Jerome J. Gassen, President and Chief Executive Officer of Ameriana
Bancorp (NASDAQ: ASBI), today announced the signing of a definitive
agreement to sell Ameriana Insurance Agency (“AIA”), a wholly owned
subsidiary, to Pfenninger, Claxton and Estelle Insurance Group of New
Castle, Indiana. The transaction value is $1,950,000 and is expected to
close in the fourth quarter of 2015. Consummation of the transaction is
subject to the satisfaction of various closing conditions, including,
among others, the receipt of all requisite consents and approvals.
Ameriana Bancorp is a bank holding company. Through its wholly owned
subsidiary, Ameriana Bank, the Company offers an extensive line of
banking services and provides a range of investments and securities
products through banking centers in the central Indiana area. Ameriana
Bank owns Ameriana Insurance Agency, a full-service insurance agency,
and Ameriana Financial Services, which offers securities and insurance
products through LPL Financial (Member FINRA/SIPC).

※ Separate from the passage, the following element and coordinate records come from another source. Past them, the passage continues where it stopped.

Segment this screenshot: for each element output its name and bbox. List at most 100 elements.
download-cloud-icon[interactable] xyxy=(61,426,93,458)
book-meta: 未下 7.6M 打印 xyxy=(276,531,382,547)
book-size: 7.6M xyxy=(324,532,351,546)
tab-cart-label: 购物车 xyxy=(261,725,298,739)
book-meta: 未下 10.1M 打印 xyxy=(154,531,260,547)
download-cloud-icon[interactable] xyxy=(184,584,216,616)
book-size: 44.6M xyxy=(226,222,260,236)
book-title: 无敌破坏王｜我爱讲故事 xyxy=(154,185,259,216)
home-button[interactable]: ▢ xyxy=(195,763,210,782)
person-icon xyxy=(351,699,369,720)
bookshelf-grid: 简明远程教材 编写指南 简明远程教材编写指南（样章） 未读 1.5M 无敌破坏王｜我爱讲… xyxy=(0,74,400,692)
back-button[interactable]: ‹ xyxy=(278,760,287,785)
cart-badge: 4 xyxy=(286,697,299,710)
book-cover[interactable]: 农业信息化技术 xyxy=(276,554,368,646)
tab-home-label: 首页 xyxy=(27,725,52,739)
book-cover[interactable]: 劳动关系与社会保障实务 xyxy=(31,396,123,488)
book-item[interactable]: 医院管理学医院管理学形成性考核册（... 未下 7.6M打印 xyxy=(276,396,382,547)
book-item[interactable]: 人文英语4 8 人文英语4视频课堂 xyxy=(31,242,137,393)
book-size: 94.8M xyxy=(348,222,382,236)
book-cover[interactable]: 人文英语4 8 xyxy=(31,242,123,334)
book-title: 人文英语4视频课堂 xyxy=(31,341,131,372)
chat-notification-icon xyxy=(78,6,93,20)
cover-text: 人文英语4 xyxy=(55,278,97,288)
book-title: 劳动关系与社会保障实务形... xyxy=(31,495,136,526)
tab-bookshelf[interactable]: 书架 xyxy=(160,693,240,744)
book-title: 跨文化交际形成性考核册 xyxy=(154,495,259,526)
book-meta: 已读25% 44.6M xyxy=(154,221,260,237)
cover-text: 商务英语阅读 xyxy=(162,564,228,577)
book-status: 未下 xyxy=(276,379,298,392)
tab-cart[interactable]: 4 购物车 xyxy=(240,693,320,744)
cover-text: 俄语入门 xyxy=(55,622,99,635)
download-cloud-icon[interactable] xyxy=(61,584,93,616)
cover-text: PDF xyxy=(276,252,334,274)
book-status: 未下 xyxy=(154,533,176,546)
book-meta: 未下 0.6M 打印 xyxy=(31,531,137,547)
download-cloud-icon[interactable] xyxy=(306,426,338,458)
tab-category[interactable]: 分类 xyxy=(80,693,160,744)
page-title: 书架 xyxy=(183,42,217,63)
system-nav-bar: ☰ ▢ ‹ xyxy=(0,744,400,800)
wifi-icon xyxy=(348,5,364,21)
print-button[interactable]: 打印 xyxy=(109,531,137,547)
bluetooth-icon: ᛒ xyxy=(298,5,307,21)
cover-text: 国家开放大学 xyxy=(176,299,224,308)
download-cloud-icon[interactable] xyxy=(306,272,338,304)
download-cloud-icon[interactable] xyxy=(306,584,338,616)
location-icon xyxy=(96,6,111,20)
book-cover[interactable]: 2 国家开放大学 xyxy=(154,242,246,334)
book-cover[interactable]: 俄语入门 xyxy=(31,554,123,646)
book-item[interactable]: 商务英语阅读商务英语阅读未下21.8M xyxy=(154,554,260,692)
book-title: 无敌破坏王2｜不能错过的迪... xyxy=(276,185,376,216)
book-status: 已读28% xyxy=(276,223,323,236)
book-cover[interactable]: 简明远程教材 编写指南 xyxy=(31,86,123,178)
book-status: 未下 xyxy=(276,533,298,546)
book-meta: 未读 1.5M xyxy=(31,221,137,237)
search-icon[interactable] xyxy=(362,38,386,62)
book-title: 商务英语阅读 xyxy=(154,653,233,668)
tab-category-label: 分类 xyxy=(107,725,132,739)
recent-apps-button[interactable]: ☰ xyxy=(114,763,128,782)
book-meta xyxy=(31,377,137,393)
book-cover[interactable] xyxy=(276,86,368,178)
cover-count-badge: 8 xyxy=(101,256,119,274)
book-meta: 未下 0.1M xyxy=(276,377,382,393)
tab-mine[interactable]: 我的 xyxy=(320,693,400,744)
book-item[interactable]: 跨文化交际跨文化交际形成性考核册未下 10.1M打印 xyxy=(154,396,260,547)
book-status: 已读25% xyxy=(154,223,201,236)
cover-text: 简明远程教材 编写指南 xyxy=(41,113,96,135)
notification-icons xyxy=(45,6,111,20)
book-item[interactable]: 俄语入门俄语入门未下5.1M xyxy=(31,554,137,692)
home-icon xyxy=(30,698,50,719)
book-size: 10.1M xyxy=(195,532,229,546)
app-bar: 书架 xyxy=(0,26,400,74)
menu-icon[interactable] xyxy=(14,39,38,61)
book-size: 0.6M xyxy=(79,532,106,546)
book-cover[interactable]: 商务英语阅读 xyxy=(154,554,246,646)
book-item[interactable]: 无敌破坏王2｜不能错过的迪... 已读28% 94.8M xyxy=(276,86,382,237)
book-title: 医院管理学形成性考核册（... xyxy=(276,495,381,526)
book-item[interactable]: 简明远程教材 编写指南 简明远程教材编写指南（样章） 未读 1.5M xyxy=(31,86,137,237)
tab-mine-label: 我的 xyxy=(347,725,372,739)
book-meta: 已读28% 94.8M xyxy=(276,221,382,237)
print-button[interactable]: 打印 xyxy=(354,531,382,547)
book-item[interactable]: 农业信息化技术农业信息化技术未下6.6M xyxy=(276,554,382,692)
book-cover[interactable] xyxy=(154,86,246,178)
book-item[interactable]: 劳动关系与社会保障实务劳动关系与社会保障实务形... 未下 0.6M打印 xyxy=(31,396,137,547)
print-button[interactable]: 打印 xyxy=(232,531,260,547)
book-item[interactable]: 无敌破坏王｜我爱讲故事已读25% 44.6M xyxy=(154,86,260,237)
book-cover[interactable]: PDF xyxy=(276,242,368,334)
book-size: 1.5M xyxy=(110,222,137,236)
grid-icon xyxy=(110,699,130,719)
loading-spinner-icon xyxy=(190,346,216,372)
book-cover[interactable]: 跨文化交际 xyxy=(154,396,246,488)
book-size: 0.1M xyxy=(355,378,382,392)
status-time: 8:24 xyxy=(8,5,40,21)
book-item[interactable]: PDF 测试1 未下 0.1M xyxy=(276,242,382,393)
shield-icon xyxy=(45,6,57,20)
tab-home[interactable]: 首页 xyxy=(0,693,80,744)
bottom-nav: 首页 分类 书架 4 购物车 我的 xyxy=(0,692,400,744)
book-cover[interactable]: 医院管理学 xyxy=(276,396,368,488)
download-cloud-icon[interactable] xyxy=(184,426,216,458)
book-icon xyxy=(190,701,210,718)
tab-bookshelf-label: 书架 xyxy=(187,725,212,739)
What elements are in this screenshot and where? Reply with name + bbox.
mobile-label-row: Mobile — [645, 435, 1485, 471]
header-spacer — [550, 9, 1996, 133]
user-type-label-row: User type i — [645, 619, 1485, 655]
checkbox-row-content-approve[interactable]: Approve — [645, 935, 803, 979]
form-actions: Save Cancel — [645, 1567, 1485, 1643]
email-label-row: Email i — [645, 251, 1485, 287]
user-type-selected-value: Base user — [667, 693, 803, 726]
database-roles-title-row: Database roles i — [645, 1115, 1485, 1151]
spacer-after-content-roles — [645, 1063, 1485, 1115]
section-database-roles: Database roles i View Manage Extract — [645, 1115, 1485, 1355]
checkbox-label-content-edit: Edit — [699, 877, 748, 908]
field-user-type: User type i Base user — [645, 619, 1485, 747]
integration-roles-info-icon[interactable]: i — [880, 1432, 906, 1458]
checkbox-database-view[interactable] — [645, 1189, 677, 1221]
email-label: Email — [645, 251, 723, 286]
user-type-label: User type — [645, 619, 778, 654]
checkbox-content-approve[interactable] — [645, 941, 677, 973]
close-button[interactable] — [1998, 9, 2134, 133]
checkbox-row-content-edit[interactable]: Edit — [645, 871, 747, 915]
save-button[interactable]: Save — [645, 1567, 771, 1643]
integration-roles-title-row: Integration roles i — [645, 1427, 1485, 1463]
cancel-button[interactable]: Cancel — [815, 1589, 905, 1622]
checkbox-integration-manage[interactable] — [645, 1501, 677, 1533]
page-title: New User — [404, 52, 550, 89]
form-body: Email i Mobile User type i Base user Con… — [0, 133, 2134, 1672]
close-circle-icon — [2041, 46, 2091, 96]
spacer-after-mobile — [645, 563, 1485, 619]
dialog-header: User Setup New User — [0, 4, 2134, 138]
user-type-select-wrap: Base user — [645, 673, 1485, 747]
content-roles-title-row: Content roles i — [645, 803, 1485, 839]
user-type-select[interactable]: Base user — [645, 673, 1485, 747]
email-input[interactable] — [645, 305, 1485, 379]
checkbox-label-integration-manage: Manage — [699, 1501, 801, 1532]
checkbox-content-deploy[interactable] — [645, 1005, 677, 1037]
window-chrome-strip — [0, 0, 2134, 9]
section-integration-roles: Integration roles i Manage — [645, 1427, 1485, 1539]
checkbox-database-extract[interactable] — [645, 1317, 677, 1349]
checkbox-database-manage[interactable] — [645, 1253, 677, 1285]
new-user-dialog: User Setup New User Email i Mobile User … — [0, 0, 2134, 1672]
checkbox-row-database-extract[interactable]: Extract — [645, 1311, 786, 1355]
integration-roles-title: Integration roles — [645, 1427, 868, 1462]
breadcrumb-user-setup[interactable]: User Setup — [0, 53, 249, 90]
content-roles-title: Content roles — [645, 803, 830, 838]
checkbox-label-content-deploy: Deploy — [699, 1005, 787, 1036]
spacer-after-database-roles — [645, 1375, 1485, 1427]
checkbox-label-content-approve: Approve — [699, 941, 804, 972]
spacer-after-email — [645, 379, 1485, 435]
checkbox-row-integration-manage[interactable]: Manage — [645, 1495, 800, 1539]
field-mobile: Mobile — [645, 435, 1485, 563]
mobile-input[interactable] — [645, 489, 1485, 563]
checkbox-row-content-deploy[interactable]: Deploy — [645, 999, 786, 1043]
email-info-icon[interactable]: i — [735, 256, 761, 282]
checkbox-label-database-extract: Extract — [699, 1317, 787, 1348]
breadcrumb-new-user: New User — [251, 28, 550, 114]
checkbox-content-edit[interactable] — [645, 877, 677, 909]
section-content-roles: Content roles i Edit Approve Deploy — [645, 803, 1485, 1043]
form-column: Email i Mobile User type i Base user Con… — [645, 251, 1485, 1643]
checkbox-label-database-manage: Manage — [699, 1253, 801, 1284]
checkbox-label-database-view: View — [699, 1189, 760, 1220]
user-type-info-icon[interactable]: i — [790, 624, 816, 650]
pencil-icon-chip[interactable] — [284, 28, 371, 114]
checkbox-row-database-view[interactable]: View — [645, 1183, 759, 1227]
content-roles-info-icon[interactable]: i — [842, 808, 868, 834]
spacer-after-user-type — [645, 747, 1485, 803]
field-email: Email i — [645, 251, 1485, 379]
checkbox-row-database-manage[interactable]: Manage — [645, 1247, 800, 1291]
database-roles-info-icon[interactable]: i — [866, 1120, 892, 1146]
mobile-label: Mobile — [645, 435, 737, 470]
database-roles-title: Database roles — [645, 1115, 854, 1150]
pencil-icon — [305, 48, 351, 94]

This press release contains statements about the proposed sale of
Ameriana Insurance Agency and the impact on Ameriana Bancorp. These
statements are not historical facts and are considered forward-looking
within the meaning of the Private Securities Litigation Reform Act of
1995. Forward-looking statements are preceded by terms such as
"expects," "believes," "anticipates," "intends" and similar expressions.
Forward-looking statements are not guarantees of future performance.
These forward-looking statements include, but are not limited to,
statements relating to the expected timing and benefits of the proposed
sale of Ameriana Insurance Agency. These statements are based upon
current expectations, forecasts and assumptions that are subject to
risks, uncertainties and other factors that could cause actual outcomes
and results to differ materially from those indicated by these
forward-looking statements. These risks, uncertainties and other factors
include, but are not limited to, the satisfaction of various closing
conditions, including, among others, the receipt of all requisite
consents and approvals, and other rights of termination of the parties
set forth in the definitive agreement to sell Ameriana Insurance Agency.
The Company undertakes no obligation to update these forward-looking
statements to reflect events or circumstances after the date hereof or
to reflect the occurrence of unforeseen events, except as required under
the rules and regulations of the Securities and Exchange Commission.